Principaux renseignements
- Le Panama a révoqué une concession détenue par la Chine pour l’exploitation d’un terminal près du canal de Panama, invoquant des irrégularités.
- La Chine a riposté en immobilisant des navires battant pavillon panaméen dans ses ports.
- Les autorités américaines et la Commission maritime fédérale surveillent la situation afin de détecter d’éventuelles perturbations du transport maritime mondial.

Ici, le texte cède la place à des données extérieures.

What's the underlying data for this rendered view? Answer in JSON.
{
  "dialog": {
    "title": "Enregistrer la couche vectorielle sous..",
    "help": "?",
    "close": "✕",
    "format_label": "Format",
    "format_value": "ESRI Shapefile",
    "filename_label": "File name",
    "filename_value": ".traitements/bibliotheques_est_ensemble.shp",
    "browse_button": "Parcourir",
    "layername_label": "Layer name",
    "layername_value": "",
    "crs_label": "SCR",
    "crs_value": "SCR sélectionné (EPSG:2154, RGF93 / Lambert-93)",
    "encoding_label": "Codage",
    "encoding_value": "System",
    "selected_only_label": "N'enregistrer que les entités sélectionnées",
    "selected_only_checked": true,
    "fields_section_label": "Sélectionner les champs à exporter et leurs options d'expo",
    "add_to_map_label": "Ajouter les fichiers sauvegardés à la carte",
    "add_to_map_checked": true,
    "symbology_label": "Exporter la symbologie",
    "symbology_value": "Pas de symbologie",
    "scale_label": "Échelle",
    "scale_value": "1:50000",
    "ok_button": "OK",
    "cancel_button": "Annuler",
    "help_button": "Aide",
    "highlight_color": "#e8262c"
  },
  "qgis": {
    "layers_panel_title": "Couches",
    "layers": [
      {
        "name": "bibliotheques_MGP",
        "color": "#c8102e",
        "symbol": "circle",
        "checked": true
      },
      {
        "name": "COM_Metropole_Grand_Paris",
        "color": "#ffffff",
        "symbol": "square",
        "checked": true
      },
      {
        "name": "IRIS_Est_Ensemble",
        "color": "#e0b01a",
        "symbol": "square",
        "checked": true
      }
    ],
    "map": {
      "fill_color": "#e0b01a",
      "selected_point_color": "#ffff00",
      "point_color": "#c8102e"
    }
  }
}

Les tensions s’intensifient entre la Chine et le Panama au sujet de l’exploitation des terminaux de part et d’autre du canal de Panama, d’une importance cruciale. Depuis début mars, près de 70 navires immatriculés au Panama ont été retenus pour inspection dans des ports chinois, selon un rapport du secteur maritime. Cette mesure est considérée par les responsables américains comme une mesure de rétorsion suite à la décision du Panama d’annuler une concession de bail précédemment accordée à une filiale du conglomérat CK Hutchison, basé à Hong Kong.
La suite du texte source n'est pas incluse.